Mas já faz algum tempo que os EUA também exportam por meio de roteadores: toda vez que um estrangeiro transmite um filme na Netflix ou compra um anúncio no Facebook, os EUA estão exportando.
“Estimamos que os EUA desfrutem de um superávit comercial de pelo menos US$ 600 bilhões em produtos digitais”, afirma o economista francês Cesar Hidalgo, da Toulouse School of Economics, na França. “Isso é comparável ao total de exportações francesas, que é o sétimo maior exportador do mundo.”
Em 2024, as exportações dos EUA em publicidade digital e computação em nuvem representam cerca de US$ 260 bilhões e US$ 184 bilhões, respectivamente – mais do que as exportações americanas em petróleo bruto ou refinado, os maiores produtos de exportação do país.
De acordo com o economista, é provável que os líderes mundiais olhem para a tecnologia dos EUA como arma de retaliação. “Se você está em uma guerra com a Rússia, você mira gás e petróleo, se quiser pressionar a Alemanha, seu alvo são os carros”, diz Hidalgo. “No caso dos EUA, o grande setor de exportação é a web.”
Outro acadêmico, Jason Miller – professor de logística na Michigan State University –, também espera uma retaliação estrangeira massiva voltada para a indústria aeroespacial, maquinário, alimentos, bebidas, metais primários, equipamentos elétricos, computadores, produtos eletrônicos e energia dos EUA.
“A magnitude dessas tarifas, sua cobertura global e o fato de que afetam muitos tipos de bens para os quais os EUA têm capacidade de fabricação doméstica limitada significa que elas inevitavelmente causarão inflação no país”, disse Miller.

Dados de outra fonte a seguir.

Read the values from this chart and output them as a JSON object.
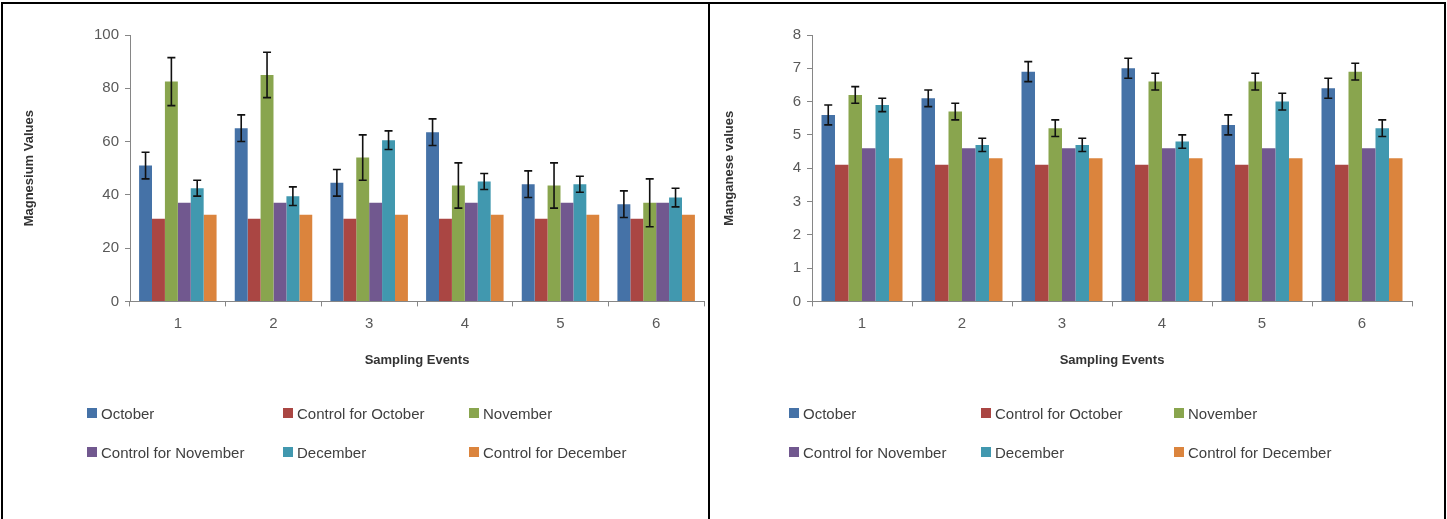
{
  "chart_data": [
    {
      "type": "bar",
      "xlabel": "Sampling Events",
      "ylabel": "Magnesium Values",
      "categories": [
        "1",
        "2",
        "3",
        "4",
        "5",
        "6"
      ],
      "series": [
        {
          "name": "October",
          "color": "#4572a7",
          "values": [
            51,
            65,
            44.5,
            63.5,
            44,
            36.5
          ],
          "errors": [
            5,
            5,
            5,
            5,
            5,
            5
          ]
        },
        {
          "name": "Control for October",
          "color": "#aa4643",
          "values": [
            31,
            31,
            31,
            31,
            31,
            31
          ]
        },
        {
          "name": "November",
          "color": "#89a54e",
          "values": [
            82.5,
            85,
            54,
            43.5,
            43.5,
            37
          ],
          "errors": [
            9,
            8.5,
            8.5,
            8.5,
            8.5,
            9
          ]
        },
        {
          "name": "Control for November",
          "color": "#71588f",
          "values": [
            37,
            37,
            37,
            37,
            37,
            37
          ]
        },
        {
          "name": "December",
          "color": "#4198af",
          "values": [
            42.5,
            39.5,
            60.5,
            45,
            44,
            39
          ],
          "errors": [
            3,
            3.5,
            3.5,
            3,
            3,
            3.5
          ]
        },
        {
          "name": "Control for December",
          "color": "#db843d",
          "values": [
            32.5,
            32.5,
            32.5,
            32.5,
            32.5,
            32.5
          ]
        }
      ],
      "ylim": [
        0,
        100
      ],
      "yticks": [
        0,
        20,
        40,
        60,
        80,
        100
      ],
      "legend": "bottom"
    },
    {
      "type": "bar",
      "xlabel": "Sampling Events",
      "ylabel": "Manganese values",
      "categories": [
        "1",
        "2",
        "3",
        "4",
        "5",
        "6"
      ],
      "series": [
        {
          "name": "October",
          "color": "#4572a7",
          "values": [
            5.6,
            6.1,
            6.9,
            7.0,
            5.3,
            6.4
          ],
          "errors": [
            0.3,
            0.25,
            0.3,
            0.3,
            0.3,
            0.3
          ]
        },
        {
          "name": "Control for October",
          "color": "#aa4643",
          "values": [
            4.1,
            4.1,
            4.1,
            4.1,
            4.1,
            4.1
          ]
        },
        {
          "name": "November",
          "color": "#89a54e",
          "values": [
            6.2,
            5.7,
            5.2,
            6.6,
            6.6,
            6.9
          ],
          "errors": [
            0.25,
            0.25,
            0.25,
            0.25,
            0.25,
            0.25
          ]
        },
        {
          "name": "Control for November",
          "color": "#71588f",
          "values": [
            4.6,
            4.6,
            4.6,
            4.6,
            4.6,
            4.6
          ]
        },
        {
          "name": "December",
          "color": "#4198af",
          "values": [
            5.9,
            4.7,
            4.7,
            4.8,
            6.0,
            5.2
          ],
          "errors": [
            0.2,
            0.2,
            0.2,
            0.2,
            0.25,
            0.25
          ]
        },
        {
          "name": "Control for December",
          "color": "#db843d",
          "values": [
            4.3,
            4.3,
            4.3,
            4.3,
            4.3,
            4.3
          ]
        }
      ],
      "ylim": [
        0,
        8
      ],
      "yticks": [
        0,
        1,
        2,
        3,
        4,
        5,
        6,
        7,
        8
      ],
      "legend": "bottom"
    }
  ]
}
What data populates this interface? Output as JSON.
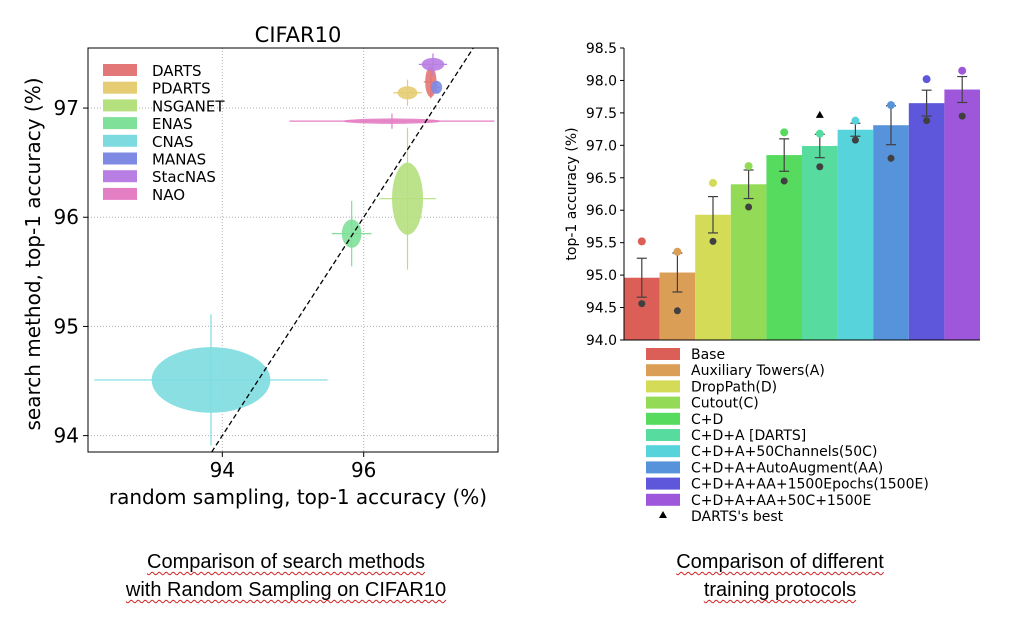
{
  "captions": {
    "left": [
      "Comparison of search methods",
      "with Random Sampling on CIFAR10"
    ],
    "right": [
      "Comparison of different",
      "training protocols"
    ]
  },
  "chart_data": [
    {
      "type": "scatter",
      "title": "CIFAR10",
      "xlabel": "random sampling, top-1 accuracy (%)",
      "ylabel": "search method, top-1 accuracy (%)",
      "xlim": [
        92.1,
        97.9
      ],
      "ylim": [
        93.85,
        97.55
      ],
      "xticks": [
        94,
        96
      ],
      "yticks": [
        94,
        95,
        96,
        97
      ],
      "grid": true,
      "legend_position": "top-left",
      "diagonal": true,
      "series": [
        {
          "name": "DARTS",
          "color": "#e37777",
          "x": 96.95,
          "y": 97.24,
          "xerr": 0.1,
          "yerr": 0.15,
          "ew": 0.08,
          "eh": 0.14
        },
        {
          "name": "PDARTS",
          "color": "#e6cc73",
          "x": 96.62,
          "y": 97.14,
          "xerr": 0.2,
          "yerr": 0.12,
          "ew": 0.14,
          "eh": 0.06
        },
        {
          "name": "NSGANET",
          "color": "#b5e07e",
          "x": 96.62,
          "y": 96.17,
          "xerr": 0.4,
          "yerr": 0.65,
          "ew": 0.22,
          "eh": 0.33
        },
        {
          "name": "ENAS",
          "color": "#7fe09a",
          "x": 95.83,
          "y": 95.85,
          "xerr": 0.28,
          "yerr": 0.3,
          "ew": 0.14,
          "eh": 0.13
        },
        {
          "name": "CNAS",
          "color": "#7ddbe0",
          "x": 93.84,
          "y": 94.51,
          "xerr": 1.65,
          "yerr": 0.6,
          "ew": 0.84,
          "eh": 0.3
        },
        {
          "name": "MANAS",
          "color": "#7e8ae3",
          "x": 97.03,
          "y": 97.19,
          "xerr": 0.05,
          "yerr": 0.05,
          "ew": 0.08,
          "eh": 0.06
        },
        {
          "name": "StacNAS",
          "color": "#b97ee3",
          "x": 96.98,
          "y": 97.4,
          "xerr": 0.2,
          "yerr": 0.1,
          "ew": 0.16,
          "eh": 0.06
        },
        {
          "name": "NAO",
          "color": "#e47fc4",
          "x": 96.4,
          "y": 96.88,
          "xerr": 1.45,
          "yerr": 0.07,
          "ew": 0.7,
          "eh": 0.025
        }
      ]
    },
    {
      "type": "bar",
      "ylabel": "top-1 accuracy (%)",
      "ylim": [
        94.0,
        98.5
      ],
      "yticks": [
        "94.0",
        "94.5",
        "95.0",
        "95.5",
        "96.0",
        "96.5",
        "97.0",
        "97.5",
        "98.0",
        "98.5"
      ],
      "legend_position": "bottom",
      "categories": [
        "Base",
        "Auxiliary Towers(A)",
        "DropPath(D)",
        "Cutout(C)",
        "C+D",
        "C+D+A [DARTS]",
        "C+D+A+50Channels(50C)",
        "C+D+A+AutoAugment(AA)",
        "C+D+A+AA+1500Epochs(1500E)",
        "C+D+A+AA+50C+1500E"
      ],
      "colors": [
        "#db5f57",
        "#db9e57",
        "#d3db57",
        "#93db57",
        "#57db5f",
        "#57db9e",
        "#57d3db",
        "#5793db",
        "#5f57db",
        "#9e57db"
      ],
      "values": [
        94.96,
        95.04,
        95.93,
        96.4,
        96.85,
        96.99,
        97.24,
        97.31,
        97.65,
        97.86
      ],
      "err": [
        0.3,
        0.3,
        0.28,
        0.22,
        0.25,
        0.18,
        0.1,
        0.3,
        0.2,
        0.2
      ],
      "max_points": [
        95.52,
        95.36,
        96.42,
        96.68,
        97.2,
        97.18,
        97.38,
        97.62,
        98.02,
        98.15
      ],
      "min_points": [
        94.56,
        94.45,
        95.52,
        96.05,
        96.45,
        96.67,
        97.08,
        96.8,
        97.38,
        97.45
      ],
      "darts_best": {
        "label": "DARTS's best",
        "category_index": 5,
        "value": 97.47
      }
    }
  ]
}
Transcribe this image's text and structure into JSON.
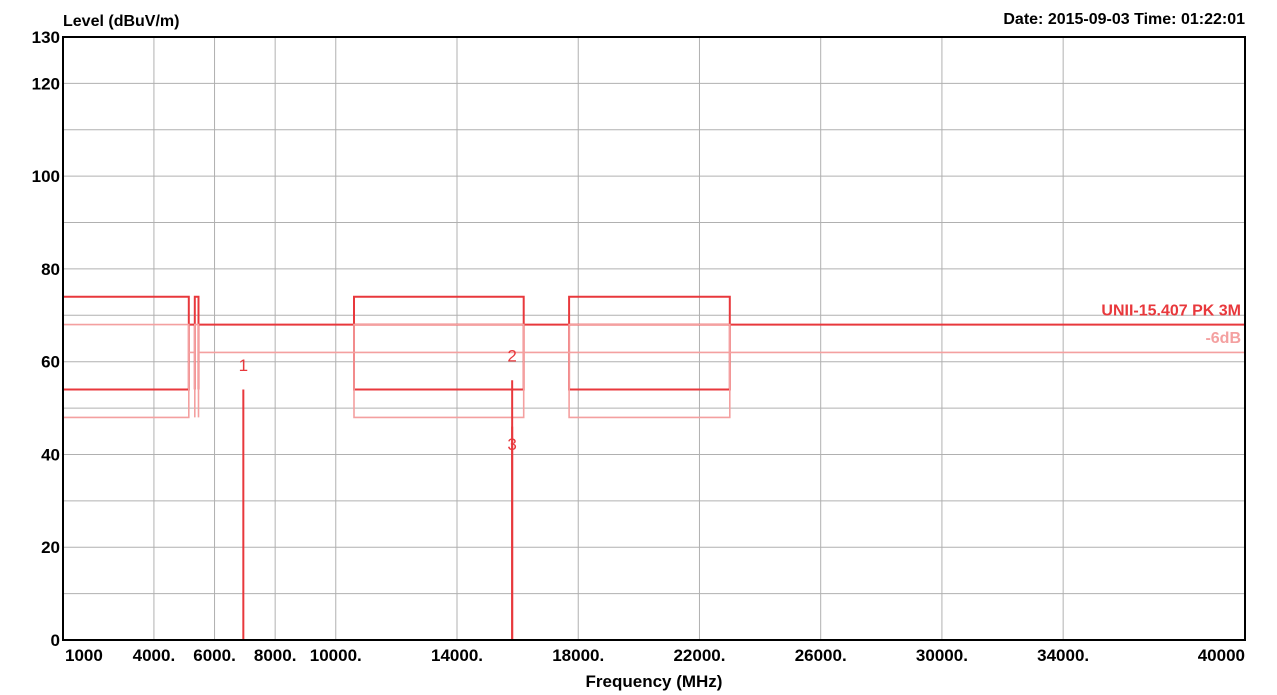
{
  "header": {
    "ylabel": "Level (dBuV/m)",
    "datetime": "Date: 2015-09-03  Time: 01:22:01"
  },
  "chart_data": {
    "type": "line",
    "xlabel": "Frequency (MHz)",
    "ylabel": "Level (dBuV/m)",
    "xlim": [
      1000,
      40000
    ],
    "ylim": [
      0,
      130
    ],
    "grid": true,
    "x_tick_labels": [
      {
        "v": 1000,
        "t": "1000"
      },
      {
        "v": 4000,
        "t": "4000."
      },
      {
        "v": 6000,
        "t": "6000."
      },
      {
        "v": 8000,
        "t": "8000."
      },
      {
        "v": 10000,
        "t": "10000."
      },
      {
        "v": 14000,
        "t": "14000."
      },
      {
        "v": 18000,
        "t": "18000."
      },
      {
        "v": 22000,
        "t": "22000."
      },
      {
        "v": 26000,
        "t": "26000."
      },
      {
        "v": 30000,
        "t": "30000."
      },
      {
        "v": 34000,
        "t": "34000."
      },
      {
        "v": 40000,
        "t": "40000"
      }
    ],
    "x_grid": [
      1000,
      4000,
      6000,
      8000,
      10000,
      14000,
      18000,
      22000,
      26000,
      30000,
      34000,
      40000
    ],
    "y_ticks": [
      0,
      20,
      40,
      60,
      80,
      100,
      120,
      130
    ],
    "y_grid": [
      0,
      10,
      20,
      30,
      40,
      50,
      60,
      70,
      80,
      90,
      100,
      110,
      120,
      130
    ],
    "series": [
      {
        "name": "UNII-15.407 PK 3M",
        "color": "#e8383c",
        "width": 2,
        "points": [
          [
            1000,
            74
          ],
          [
            5150,
            74
          ],
          [
            5150,
            54
          ],
          [
            1000,
            54
          ],
          [
            5150,
            54
          ],
          [
            5150,
            68
          ],
          [
            5350,
            68
          ],
          [
            5350,
            74
          ],
          [
            5350,
            54
          ],
          [
            5350,
            74
          ],
          [
            5470,
            74
          ],
          [
            5470,
            54
          ],
          [
            5470,
            68
          ],
          [
            10600,
            68
          ],
          [
            10600,
            74
          ],
          [
            16200,
            74
          ],
          [
            16200,
            54
          ],
          [
            10600,
            54
          ],
          [
            10600,
            68
          ],
          [
            16200,
            68
          ],
          [
            17700,
            68
          ],
          [
            17700,
            74
          ],
          [
            23000,
            74
          ],
          [
            23000,
            54
          ],
          [
            17700,
            54
          ],
          [
            17700,
            68
          ],
          [
            23000,
            68
          ],
          [
            40000,
            68
          ]
        ]
      },
      {
        "name": "-6dB",
        "color": "#f4a0a0",
        "width": 1.6,
        "points": [
          [
            1000,
            68
          ],
          [
            5150,
            68
          ],
          [
            5150,
            48
          ],
          [
            1000,
            48
          ],
          [
            5150,
            48
          ],
          [
            5150,
            62
          ],
          [
            5350,
            62
          ],
          [
            5350,
            68
          ],
          [
            5350,
            48
          ],
          [
            5350,
            68
          ],
          [
            5470,
            68
          ],
          [
            5470,
            48
          ],
          [
            5470,
            62
          ],
          [
            10600,
            62
          ],
          [
            10600,
            68
          ],
          [
            16200,
            68
          ],
          [
            16200,
            48
          ],
          [
            10600,
            48
          ],
          [
            10600,
            62
          ],
          [
            16200,
            62
          ],
          [
            17700,
            62
          ],
          [
            17700,
            68
          ],
          [
            23000,
            68
          ],
          [
            23000,
            48
          ],
          [
            17700,
            48
          ],
          [
            17700,
            62
          ],
          [
            23000,
            62
          ],
          [
            40000,
            62
          ]
        ]
      }
    ],
    "series_labels": [
      {
        "text": "UNII-15.407 PK 3M",
        "y": 70,
        "color": "#e8383c"
      },
      {
        "text": "-6dB",
        "y": 64,
        "color": "#f4a0a0"
      }
    ],
    "markers": [
      {
        "label": "1",
        "x": 6950,
        "y": 54,
        "label_y": 58
      },
      {
        "label": "2",
        "x": 15820,
        "y": 56,
        "label_y": 60
      },
      {
        "label": "3",
        "x": 15820,
        "y": 46,
        "label_y": 41
      }
    ],
    "marker_color": "#e8383c"
  }
}
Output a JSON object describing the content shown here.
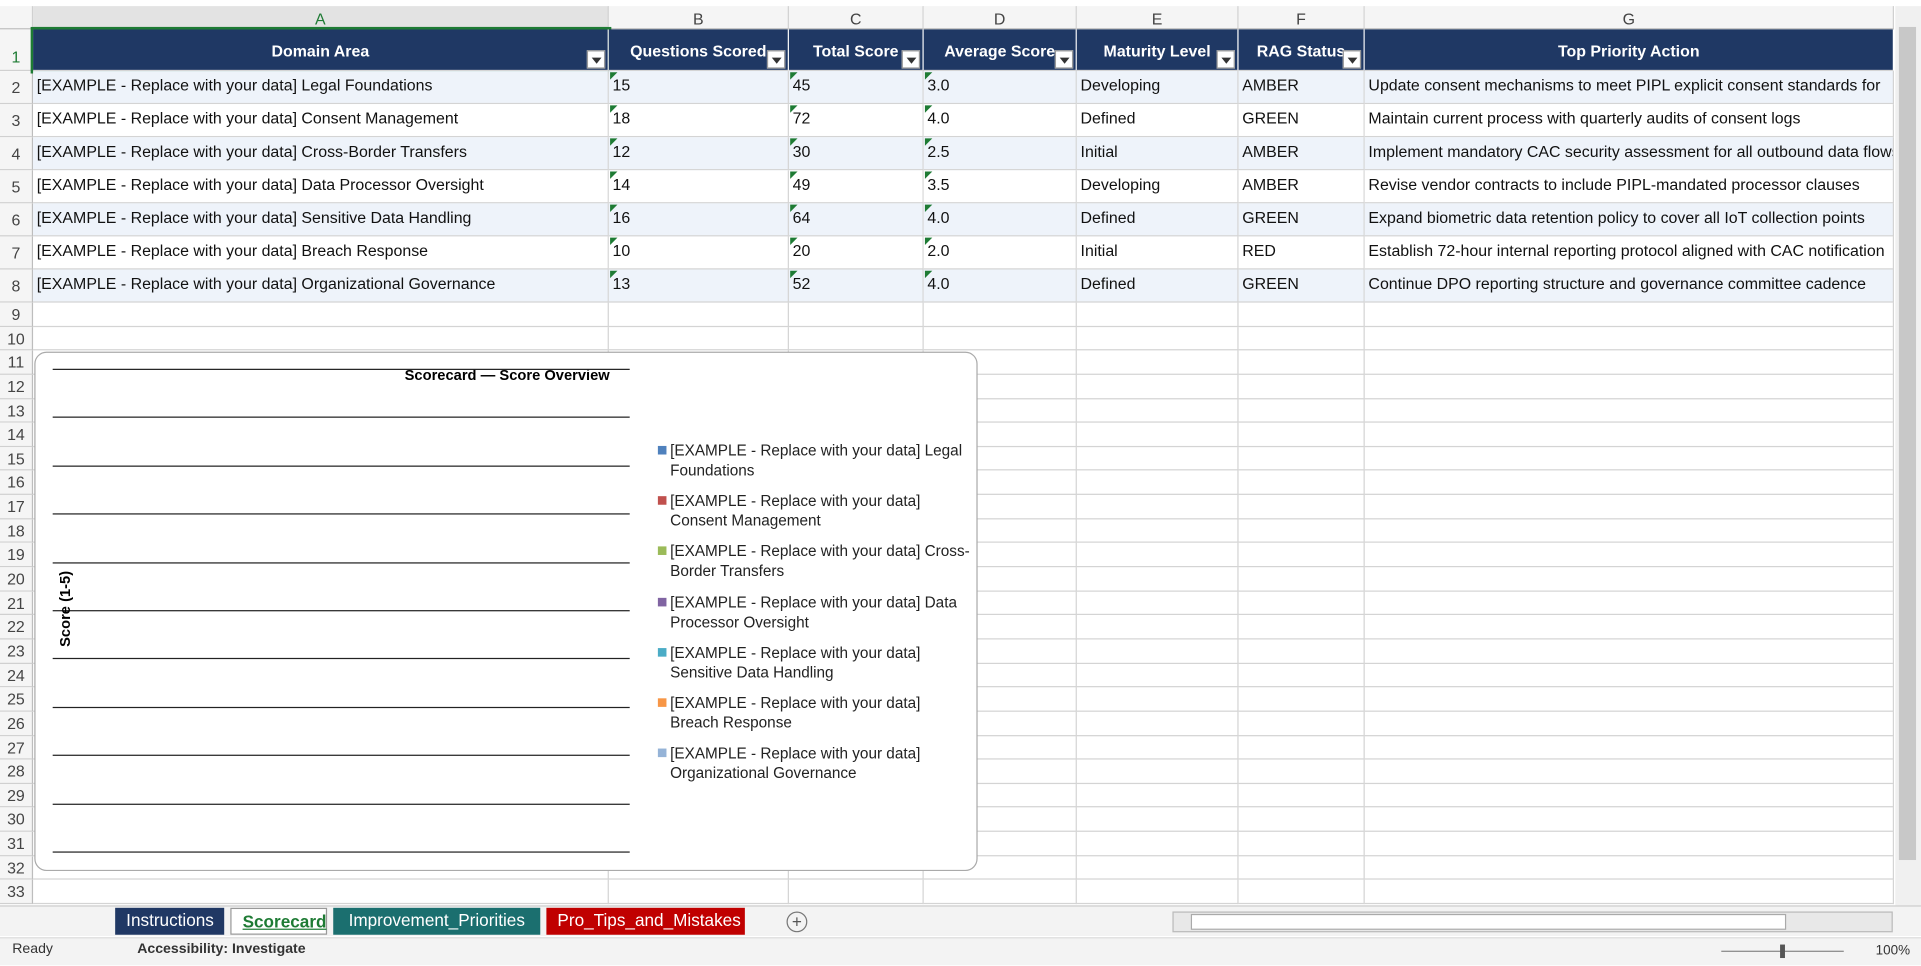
{
  "columns": [
    "A",
    "B",
    "C",
    "D",
    "E",
    "F",
    "G"
  ],
  "row_numbers": [
    1,
    2,
    3,
    4,
    5,
    6,
    7,
    8,
    9,
    10,
    11,
    12,
    13,
    14,
    15,
    16,
    17,
    18,
    19,
    20,
    21,
    22,
    23,
    24,
    25,
    26,
    27,
    28,
    29,
    30,
    31,
    32,
    33
  ],
  "table": {
    "header": [
      "Domain Area",
      "Questions Scored",
      "Total Score",
      "Average Score",
      "Maturity Level",
      "RAG Status",
      "Top Priority Action"
    ],
    "rows": [
      [
        "[EXAMPLE - Replace with your data] Legal Foundations",
        "15",
        "45",
        "3.0",
        "Developing",
        "AMBER",
        "Update consent mechanisms to meet PIPL explicit consent standards for"
      ],
      [
        "[EXAMPLE - Replace with your data] Consent Management",
        "18",
        "72",
        "4.0",
        "Defined",
        "GREEN",
        "Maintain current process with quarterly audits of consent logs"
      ],
      [
        "[EXAMPLE - Replace with your data] Cross-Border Transfers",
        "12",
        "30",
        "2.5",
        "Initial",
        "AMBER",
        "Implement mandatory CAC security assessment for all outbound data flows"
      ],
      [
        "[EXAMPLE - Replace with your data] Data Processor Oversight",
        "14",
        "49",
        "3.5",
        "Developing",
        "AMBER",
        "Revise vendor contracts to include PIPL-mandated processor clauses"
      ],
      [
        "[EXAMPLE - Replace with your data] Sensitive Data Handling",
        "16",
        "64",
        "4.0",
        "Defined",
        "GREEN",
        "Expand biometric data retention policy to cover all IoT collection points"
      ],
      [
        "[EXAMPLE - Replace with your data] Breach Response",
        "10",
        "20",
        "2.0",
        "Initial",
        "RED",
        "Establish 72-hour internal reporting protocol aligned with CAC notification"
      ],
      [
        "[EXAMPLE - Replace with your data] Organizational Governance",
        "13",
        "52",
        "4.0",
        "Defined",
        "GREEN",
        "Continue DPO reporting structure and governance committee cadence"
      ]
    ]
  },
  "chart": {
    "title": "Scorecard — Score Overview",
    "y_axis_label": "Score (1-5)",
    "legend": [
      {
        "name": "[EXAMPLE - Replace with your data] Legal Foundations",
        "color": "#4f81bd"
      },
      {
        "name": "[EXAMPLE - Replace with your data] Consent Management",
        "color": "#c0504d"
      },
      {
        "name": "[EXAMPLE - Replace with your data] Cross-Border Transfers",
        "color": "#9bbb59"
      },
      {
        "name": "[EXAMPLE - Replace with your data] Data Processor Oversight",
        "color": "#8064a2"
      },
      {
        "name": "[EXAMPLE - Replace with your data] Sensitive Data Handling",
        "color": "#4bacc6"
      },
      {
        "name": "[EXAMPLE - Replace with your data] Breach Response",
        "color": "#f79646"
      },
      {
        "name": "[EXAMPLE - Replace with your data] Organizational Governance",
        "color": "#95b3d7"
      }
    ]
  },
  "sheet_tabs": [
    {
      "name": "Instructions",
      "color": "#203864"
    },
    {
      "name": "Scorecard",
      "color": "#ffffff"
    },
    {
      "name": "Improvement_Priorities",
      "color": "#1b6f6f"
    },
    {
      "name": "Pro_Tips_and_Mistakes",
      "color": "#c00000"
    }
  ],
  "status_bar": {
    "mode": "Ready",
    "accessibility": "Accessibility: Investigate",
    "zoom": "100%"
  }
}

Se o efeito vier por inflação alta seguida de recessão, a mistura dos dois – o que significa uma estagflação, por ora descartada – ou apenas uma desaceleração da economia, ainda é cedo para prever.
O secretário do Tesouro, Scott Bessent, porém, prefere ver o copo meio cheio. Em entrevista à TV americana, reagiu com misto de ironia e negacionismo ao ser questionado sobre a queda do mercado de ações.
“Sabe o que mais caiu? Os preços do petróleo caíram quase 15% em dois dias, o que impacta os trabalhadores americanos muito mais do que o mercado de ações", afirmou Bessent. “As taxas de juros atingiram o menor nível do ano, então, espero que os pedidos de hipoteca aumentem.”